**I** took the opportunity of having to wait at a local administration a long while today (!) to read an arXived paper by Dawid, Musio and Fienberg on the−both philosophical and practical−difficulty to establish the probabilities of the causes of effects. The first interesting thing about the paper is that it relates to the Médiator drug scandal that took place in France in the past year and still is under trial: thanks to the investigations of a local doctor, Irène Frachon, the drug was exposed as an aggravating factor for heart disease. Or maybe the cause. The case-control study of Frachon summarises into a 2×2 table with a corrected odds ratio of 17.1. From there, the authors expose the difficulties of drawing inference about causes of effects, i.e. causality, an aspect of inference that has always puzzled me. (And the paper led me to search for the distinction between odds ratio and risk ratio.)
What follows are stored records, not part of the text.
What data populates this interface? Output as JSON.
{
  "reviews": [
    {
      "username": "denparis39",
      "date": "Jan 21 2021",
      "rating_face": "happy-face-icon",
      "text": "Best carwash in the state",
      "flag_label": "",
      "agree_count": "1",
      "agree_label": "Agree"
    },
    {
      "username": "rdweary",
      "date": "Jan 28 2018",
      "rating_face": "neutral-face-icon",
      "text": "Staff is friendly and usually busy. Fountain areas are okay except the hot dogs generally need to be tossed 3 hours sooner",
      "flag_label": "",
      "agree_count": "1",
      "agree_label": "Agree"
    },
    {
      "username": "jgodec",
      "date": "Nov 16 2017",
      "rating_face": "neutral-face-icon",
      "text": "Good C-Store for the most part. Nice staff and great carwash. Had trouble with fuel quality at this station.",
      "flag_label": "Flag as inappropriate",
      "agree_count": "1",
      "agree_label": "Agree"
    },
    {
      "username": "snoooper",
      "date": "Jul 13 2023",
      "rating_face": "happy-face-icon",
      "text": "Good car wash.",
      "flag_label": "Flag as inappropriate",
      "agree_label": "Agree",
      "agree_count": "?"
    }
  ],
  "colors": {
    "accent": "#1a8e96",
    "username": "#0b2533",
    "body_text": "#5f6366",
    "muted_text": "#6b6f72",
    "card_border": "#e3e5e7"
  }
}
“And the conceptual and implementational difficulties that we discuss below, that beset even the simplest case of inference about causes of effects, will be hugely magnified when we wish to take additional account of such policy considerations.”

**A** third interesting notion in the paper is the inclusion of counterfactuals. My introduction to counterfactuals dates back to a run in the back-country roads around Ithaca, New York, when George told me about a discussion paper from Phil he was editing for JASA on that notion with his philosopher neighbour Steven Schwartz as a discussant. (It was a great run, presumably in the late Spring. And the best introduction I could dream of!) Now, the paper starts from the counterfactual perspective to conclude that inference is close to impossible in this setting. Within my limited understanding, I would see that as a drawback of using counterfactuals, rather than of drawing inference about causes. If the corresponding statistical model is nonindentifiable, because one of the two responses is always missing, the model seems inappropriate. I am also surprised at the notion of “sufficiency” used in the paper, since it sounds like the background information cancels the need to account for the treatment (e.g., aspirin) decision. The fourth point is the derivation of bounds on the probabilities of causation, despite everything! Quite an interesting read thus!